Arms and munitions exported by various Indian defence PSUs are covered by the Special Chemicals, Organisms, Materials, Equipment and Technologies (SCOMET) list that specifies the items that require export permits. The present regulation does not include any mention of human rights violations in the destination country as a factor for deciding export permit authorisation.
Justice For Myanmar calls on India to immediately impose an arms embargo on the Myanmar military junta and cease all training and other military support, in recognition of the impact of its weapons exports on the Myanmar population. We also call on Indian arms companies – private and public sector – to immediately stop doing business with the Myanmar military – directly or through front companies in Myanmar – and halt any agreed consignments of additional arms and related material to the junta.
Governments and companies that are engaged with the Indian government and its arms industry should urgently do due diligence to prevent arms, equipment and technology from being diverted to the junta and use their leverage to ensure India ends its complicitly in the Myanmar junta’s atrocities.
The fact that a large majority of the identified Indian companies supplying arms and equipment to the junta are public sector undertakings further demonstrates the Indian government’s complicitly in the Myanmar military’s atrocity crimes.
The UN Guiding Principles on Business and Human Rights – the authoritative global reference for preventing and addressing adverse human rights impacts arising from business-related activity – provide that States should take “additional” steps to protect against human rights abuses by business enterprises that are owned or controlled by the State. The Guiding Principles further note that human rights abuse by a State-owned enterprise may also constitute a violation of the State’s own international law obligations when the acts of the enterprise can be attributed to the State. As has been formally clarified by the UN Office of the High Commissioner for Human Rights (OHCHR), the Guiding Principles apply to all types of modalities of investment, including where institutions act as shareholders. These expectations are also reflected in the OECD Guidelines for Multinational Enterprises on Responsible Business Conduct. Taken together, these standards require investors of the Indian companies supplying the junta to engage with these companies to take appropriate harm mitigation measures. This may include suspension of exports, withdrawal of investment pending corrective action, or responsible disengagement or divestment. Government investors have an additional layer of responsibility in their vigilance under the OECD Guidelines, given that their human rights treaty obligations extend to their business conduct and to the populations that their business conduct affects.

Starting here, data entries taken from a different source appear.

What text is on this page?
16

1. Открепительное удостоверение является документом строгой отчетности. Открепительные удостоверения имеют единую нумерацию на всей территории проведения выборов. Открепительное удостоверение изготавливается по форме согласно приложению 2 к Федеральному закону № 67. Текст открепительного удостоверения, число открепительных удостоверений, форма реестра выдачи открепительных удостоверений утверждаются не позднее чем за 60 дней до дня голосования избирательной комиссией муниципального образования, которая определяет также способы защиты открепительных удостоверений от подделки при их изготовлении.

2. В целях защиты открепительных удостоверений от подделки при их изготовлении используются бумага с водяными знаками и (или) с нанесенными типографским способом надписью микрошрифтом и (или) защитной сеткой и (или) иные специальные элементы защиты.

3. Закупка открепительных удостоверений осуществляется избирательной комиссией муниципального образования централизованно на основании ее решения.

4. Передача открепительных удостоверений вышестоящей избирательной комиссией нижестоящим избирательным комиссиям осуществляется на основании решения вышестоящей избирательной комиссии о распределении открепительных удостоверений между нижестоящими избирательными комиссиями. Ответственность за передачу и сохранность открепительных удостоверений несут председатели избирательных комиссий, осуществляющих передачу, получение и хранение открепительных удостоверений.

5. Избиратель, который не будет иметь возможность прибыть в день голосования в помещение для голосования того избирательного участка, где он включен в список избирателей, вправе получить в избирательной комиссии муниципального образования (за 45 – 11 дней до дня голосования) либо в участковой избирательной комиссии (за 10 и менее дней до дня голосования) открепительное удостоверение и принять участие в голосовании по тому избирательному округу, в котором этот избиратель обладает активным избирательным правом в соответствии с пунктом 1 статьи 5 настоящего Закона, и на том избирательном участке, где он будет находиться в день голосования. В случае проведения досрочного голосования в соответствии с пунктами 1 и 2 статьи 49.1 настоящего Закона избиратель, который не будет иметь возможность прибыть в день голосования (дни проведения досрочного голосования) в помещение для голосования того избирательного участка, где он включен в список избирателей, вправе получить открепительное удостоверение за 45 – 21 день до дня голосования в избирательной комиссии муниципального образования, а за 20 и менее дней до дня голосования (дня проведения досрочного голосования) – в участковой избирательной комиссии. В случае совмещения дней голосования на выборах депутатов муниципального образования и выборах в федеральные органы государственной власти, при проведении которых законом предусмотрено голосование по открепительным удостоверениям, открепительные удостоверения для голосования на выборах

In our view, given the illegal coup attempt and urgent human rights situation, there is no way to mitigate the business and human rights impact of weapons and related material exports to the military junta without a total stop to those exports. We call upon investors and shareholders of the identified companies to conduct updated and enhanced human rights due diligence to assess the impact of their investment and shareholding on the people of Myanmar and take mitigating action.
The Myanmar military junta has been terrorising the people of Myanmar for more than three years, with the support of India and other government providing it with funds, arms, equipment and jet fuel. International action is needed urgently to cut resources to the junta and to support the Myanmar people’s struggle for federal democracy.